The proportions of these ingredients in the milk vary from one mammal to the other and depend on the animal’s requirements within its habitat. When a mammal grows from its baby stages, it will, in terms of eating habits, become one of three things; an herbivore – eats just plants – a carnivore – eats meat which may include insects – or an omnivore – eats either.
One more thing that you can teach your children is that some mammals that live in places where the temperature becomes very cold will hibernate. This means that they sleep throughout the winter months, when food may be scarce, in order to conserve energy.
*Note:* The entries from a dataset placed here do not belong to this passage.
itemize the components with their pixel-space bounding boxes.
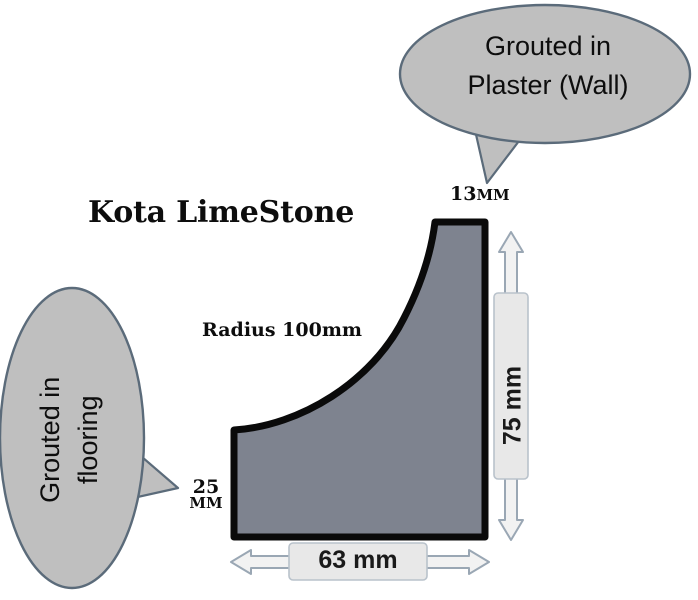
dimension-63-label: 63 mm: [298, 548, 418, 573]
page-title: Kota LimeStone: [88, 198, 354, 228]
dimension-label-25mm: 25MM: [180, 478, 232, 510]
dimension-13-value: 13: [450, 183, 476, 205]
dimension-25-unit: MM: [180, 496, 232, 510]
callout-top-line1: Grouted in: [485, 31, 611, 61]
diagram-canvas: Kota LimeStone Radius 100mm 13MM 25MM Gr…: [0, 0, 698, 600]
dimension-13-unit: MM: [476, 186, 509, 204]
radius-annotation: Radius 100mm: [202, 321, 362, 340]
callout-top-label: Grouted inPlaster (Wall): [443, 27, 653, 105]
callout-left-line2: flooring: [73, 396, 103, 485]
callout-top-line2: Plaster (Wall): [467, 70, 628, 100]
dimension-label-13mm: 13MM: [450, 185, 510, 204]
callout-left-line1: Grouted in: [35, 377, 65, 503]
callout-left-label: Grouted inflooring: [32, 340, 108, 540]
dimension-75-label: 75 mm: [501, 351, 526, 461]
kota-limestone-shape: [234, 222, 485, 537]
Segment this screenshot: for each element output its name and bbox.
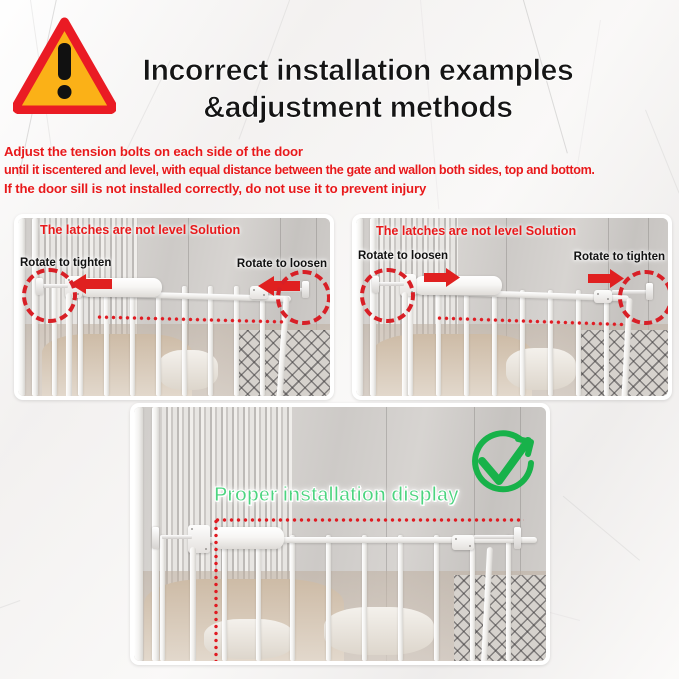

Here’s a tip for your field trip – don’t bug animals that are in the process of hibernating – especially bears!! They’ll be cranky and, don’t forget, very hungry! When your field trip is over, and you are back home talking with your kids about what they observed, why not share some of the following mammal trivia; The largest mammal – and biggest animal in the history of the world – is the blue whale! Its length is 27m and it weighs 150 tons.
The tallest, at about 20 meters in height, is the giraffe. A baby kangaroo is called a joey and is the size of a bean when it is born and crawls into its mother’s pouch. Grey wales have the longest migration – moving from one place to another to feed or breed in desirable temperatures – of all animals; in one year they make a round trip of up to 20000km. Female elephants – and not the males -are the herd leaders or matriarchs…males get pushed out to go live on their own.